The digital magazine itself was launched late last year and an app version was released in April of this year. The magazine is, I would assume, aimed at designers and retailers who would use the line of crystals in their own jewelry creations. Like other B2B magazines, the editorial focuses on those end-users, the designers.

The iPad version of the magazine is interesting in that their is one native tablet design being used, yet the app supports portrait and landscape. The layouts look most natural in portrait, yet may be easier to read in landscape. Font choices, therefore, seem to be a compromise between the small size seen in portrait and the blown up sizes seen in landscape. (The video below shows landscape.)

The app and its issues are free to download and access, of course.

The download for the latest issue is rather slow, and while the September issue can be found online it has yet to appear in the iPad app's library.

The tablet edition and online magazines are identical in content right down to the photographs that can be enlarged with a tap (or click). Since there is no print version of the magazine, the designs are native all the way, which makes the reading experience much better than most magazines converted from an online version.

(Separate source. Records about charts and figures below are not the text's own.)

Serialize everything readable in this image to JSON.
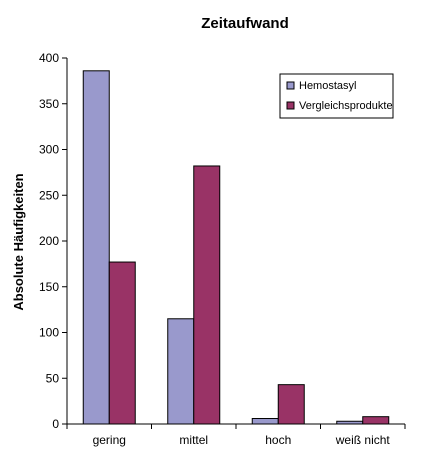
{
  "chart_data": {
    "type": "bar",
    "title": "Zeitaufwand",
    "xlabel": "",
    "ylabel": "Absolute Häufigkeiten",
    "categories": [
      "gering",
      "mittel",
      "hoch",
      "weiß nicht"
    ],
    "series": [
      {
        "name": "Hemostasyl",
        "color": "#9999cc",
        "values": [
          386,
          115,
          6,
          3
        ]
      },
      {
        "name": "Vergleichsprodukte",
        "color": "#993366",
        "values": [
          177,
          282,
          43,
          8
        ]
      }
    ],
    "ylim": [
      0,
      400
    ],
    "yticks": [
      0,
      50,
      100,
      150,
      200,
      250,
      300,
      350,
      400
    ],
    "grid": false,
    "legend_position": "top-right"
  }
}
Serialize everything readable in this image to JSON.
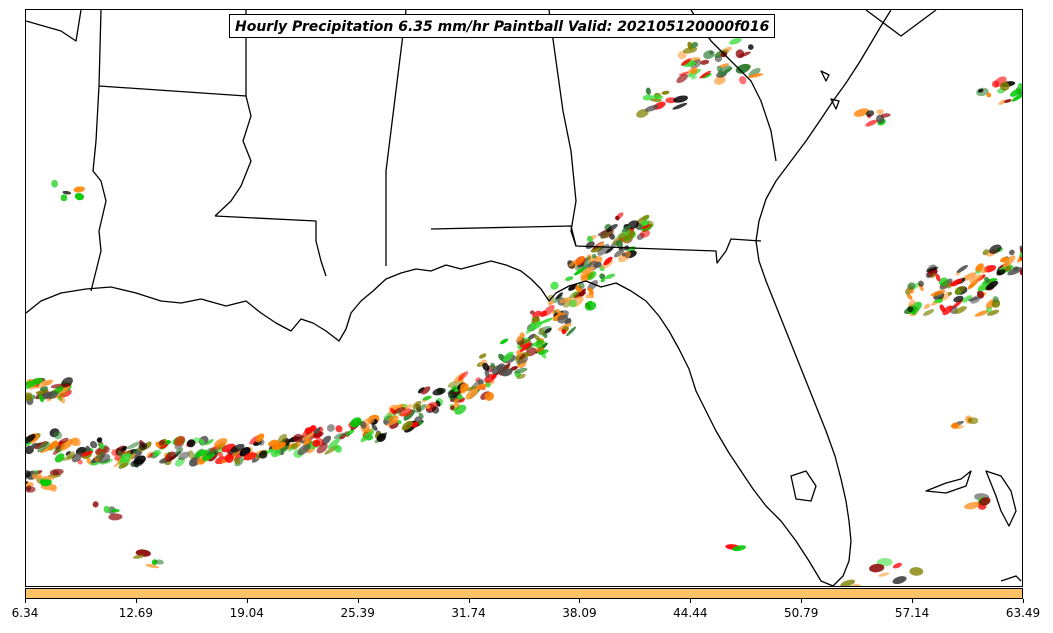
{
  "map": {
    "title": "Hourly Precipitation 6.35 mm/hr Paintball Valid: 202105120000f016",
    "member_colors": [
      "#ff0000",
      "#ff7f00",
      "#8b0000",
      "#00c800",
      "#2e7d32",
      "#808000",
      "#000000",
      "#ff9933",
      "#33dd33",
      "#4d4d4d"
    ],
    "colorbar": {
      "color": "#ffc266",
      "ticks": [
        "6.34",
        "12.69",
        "19.04",
        "25.39",
        "31.74",
        "38.09",
        "44.44",
        "50.79",
        "57.14",
        "63.49"
      ]
    }
  }
}
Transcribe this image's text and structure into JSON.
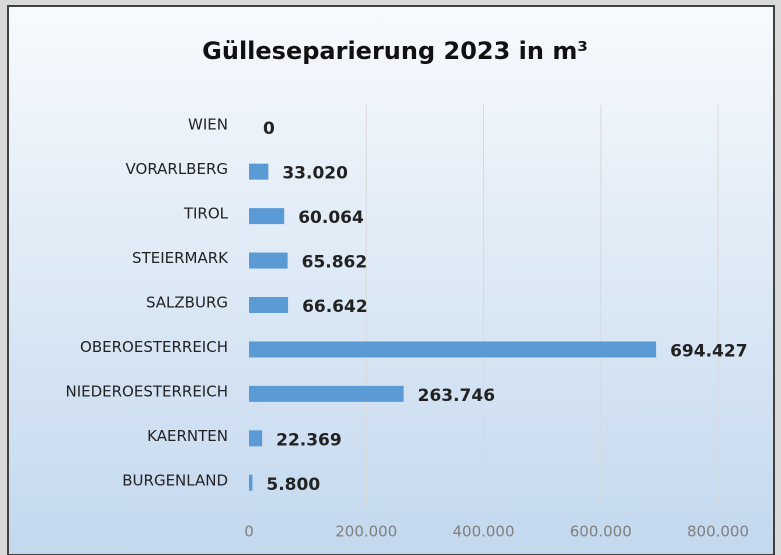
{
  "chart_data": {
    "type": "bar",
    "orientation": "horizontal",
    "title": "Gülleseparierung 2023 in m³",
    "categories": [
      "WIEN",
      "VORARLBERG",
      "TIROL",
      "STEIERMARK",
      "SALZBURG",
      "OBEROESTERREICH",
      "NIEDEROESTERREICH",
      "KAERNTEN",
      "BURGENLAND"
    ],
    "values": [
      0,
      33020,
      60064,
      65862,
      66642,
      694427,
      263746,
      22369,
      5800
    ],
    "value_labels": [
      "0",
      "33.020",
      "60.064",
      "65.862",
      "66.642",
      "694.427",
      "263.746",
      "22.369",
      "5.800"
    ],
    "color": "#5b9bd5",
    "xlim": [
      0,
      800000
    ],
    "xticks": [
      0,
      {
        "value": 200000,
        "label": "200.000"
      },
      {
        "value": 400000,
        "label": "400.000"
      },
      {
        "value": 600000,
        "label": "600.000"
      },
      {
        "value": 800000,
        "label": "800.000"
      }
    ],
    "grid": true
  }
}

But research shows pretty clearly that readers are not that fond of online magazines, rating them at the bottom of their choices of platforms. Print is still number one, of course, but eReaders/tablets are the next choice, with phones and PCs bringing up the bottom. Much of the research in this area was conducted early on in the life of tbalets so I'd love to see an update of this type of research, but I think that it is safe to say that anyone currently with an online digital magazine would be silly not to launch a tablet version.